O ministro chefe da Casa Civil foi irredutível na defesa da “confidencialidade dos contratos” de sua empresa de consultoria e não revelou a sua clientela, a não ser em termos qualitativos: “São empresas renomadas”, “indústrias de vários segmentos”, “empresas de serviços financeiros, que atuam no mercado de capitais, bancos, fundos e empresas de serviços em geral”.
Palocci negou-se também a falar com precisão sobre quantitativos financeiros das transações da sua empresa e negou que tenha recebido doações para a campanha eleitoral.
Leia a entrevista concedida ao Jornal Nacional:
Jornal Nacional: Quanto a Projeto [empresa de consultoria criada por Palocci] faturou ano a ano, de 2006 a 2010?

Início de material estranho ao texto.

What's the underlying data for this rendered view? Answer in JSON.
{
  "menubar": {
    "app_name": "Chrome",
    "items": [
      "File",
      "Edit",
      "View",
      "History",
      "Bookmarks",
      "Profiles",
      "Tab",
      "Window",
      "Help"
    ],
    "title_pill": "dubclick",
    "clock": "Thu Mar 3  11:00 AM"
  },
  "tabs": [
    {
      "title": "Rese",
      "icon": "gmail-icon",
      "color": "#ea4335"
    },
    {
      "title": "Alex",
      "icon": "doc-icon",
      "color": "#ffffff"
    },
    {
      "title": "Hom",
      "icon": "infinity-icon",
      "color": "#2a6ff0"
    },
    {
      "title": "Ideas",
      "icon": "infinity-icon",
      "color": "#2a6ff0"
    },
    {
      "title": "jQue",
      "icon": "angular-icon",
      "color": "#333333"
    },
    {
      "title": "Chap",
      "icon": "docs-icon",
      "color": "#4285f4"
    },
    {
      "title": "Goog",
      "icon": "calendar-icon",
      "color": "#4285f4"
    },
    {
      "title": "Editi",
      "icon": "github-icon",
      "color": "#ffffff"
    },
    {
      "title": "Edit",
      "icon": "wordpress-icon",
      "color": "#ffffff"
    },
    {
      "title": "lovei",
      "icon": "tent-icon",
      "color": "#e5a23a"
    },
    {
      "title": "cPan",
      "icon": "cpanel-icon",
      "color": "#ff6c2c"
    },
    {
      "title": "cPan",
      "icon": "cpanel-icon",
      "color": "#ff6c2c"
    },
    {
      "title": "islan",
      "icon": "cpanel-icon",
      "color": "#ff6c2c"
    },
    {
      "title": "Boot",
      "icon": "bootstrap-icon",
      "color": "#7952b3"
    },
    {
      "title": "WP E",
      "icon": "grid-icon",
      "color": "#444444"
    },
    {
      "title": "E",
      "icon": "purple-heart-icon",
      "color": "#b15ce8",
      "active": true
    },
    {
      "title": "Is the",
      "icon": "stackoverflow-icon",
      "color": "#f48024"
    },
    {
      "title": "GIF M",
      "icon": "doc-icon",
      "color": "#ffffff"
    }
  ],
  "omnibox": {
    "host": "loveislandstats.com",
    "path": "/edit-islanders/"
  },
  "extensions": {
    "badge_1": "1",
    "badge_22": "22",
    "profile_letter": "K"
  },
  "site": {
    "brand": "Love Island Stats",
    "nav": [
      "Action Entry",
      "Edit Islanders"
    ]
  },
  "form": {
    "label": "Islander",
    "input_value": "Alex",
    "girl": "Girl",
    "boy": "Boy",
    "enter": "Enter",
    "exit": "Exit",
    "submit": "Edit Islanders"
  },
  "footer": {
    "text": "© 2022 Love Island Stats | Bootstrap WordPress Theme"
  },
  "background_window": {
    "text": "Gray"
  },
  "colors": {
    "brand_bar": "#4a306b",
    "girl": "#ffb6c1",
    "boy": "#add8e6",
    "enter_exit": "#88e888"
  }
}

Antonio Palocci: Todo o faturamento da empresa foi registrado nos órgãos de controle tributário tanto da Prefeitura de São Paulo, quanto da Receita Federal. Todo o serviço prestado pela empresa foi feito a partir de emissão de notas fiscais regulares e todos os impostos foram recolhidos. Se tratava de uma empresa privada, que prestava atividades privadas, que foi registrada em meu nome e de meu sócio na Junta Comercial de São Paulo. Portanto eu não tive uma atividade reservada, tive uma atividade pública. Agora, os números da empresa são números que eu gostaria de deixar reservados porque não dizem respeito ao interesse público.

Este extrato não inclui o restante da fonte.